Basically, we have three main projects, two of them are web services, and the other is a web application. While I'm satisfied with covering as much as we can of our web services with functional tests (all three projects have their proper unit tests), functional tests for the web application are taking a lot of developer time to get implemented. By a lot I mean two times, or sometimes more, the time that takes to implement the functionality being tested with unit test included.
The manager policy is to test every single functionality we add, even if is not business critical (i.e a new C.R.U.D).
I do agree with testing all of the web services functionality, because is hard to manually test them, and also, this tests run fast and don't take to much to implement.
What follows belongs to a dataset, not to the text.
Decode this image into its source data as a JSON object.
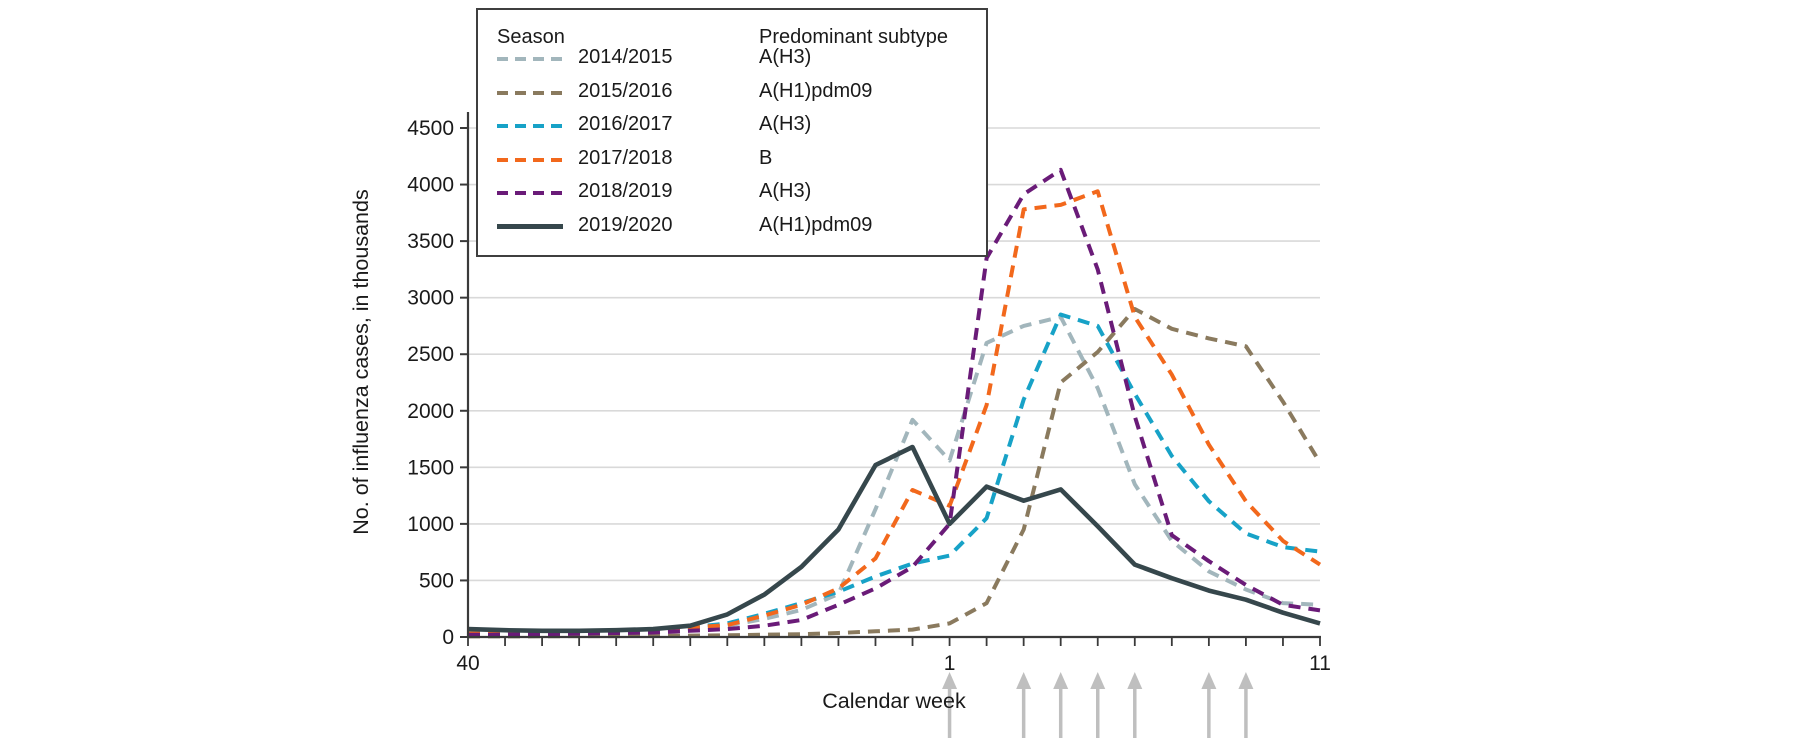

So, what's the value in spending more time writing functional test, than writing system code, unit test and fixing QA tikets? Is this normal? Shouldn't we be writing functional tests only for critical functionality and let QA to do regression tests over no critical functionality?
Note: we are not developing medical software or NASA software or nothing that critical.
Best Answer
Functional tests are very important. Yes, they take time to write but if you are writing the right functional tests, they will be more than worth it.
There are a few good reasons to do automated functional tests on an application.
In the end, yes it takes time to write these cases, but you should take pride in writing them. It's your way of proving, beyond a shadow of a doubt that your code works and it works with all the other features out there. When QA comes to you and says there is a bug, you fix it, and then add it to your test suite to show that it's fixed and make sure it never happens again.
It is your safety net. When someone goes in and hijacks a stored proc and makes a small change so it'll work with their code, you'll catch that it has broken 3 other features in the process. You'll catch it that night and not the night before the deadline!
As for writing functional tests for only system critical functions. That won't give you the whole picture and it'll allow bugs to sneak through. All it take is for one little feature to be added that isn't system critical, but interacts indirectly with a system critical function and you have the potential to have a bug introduced.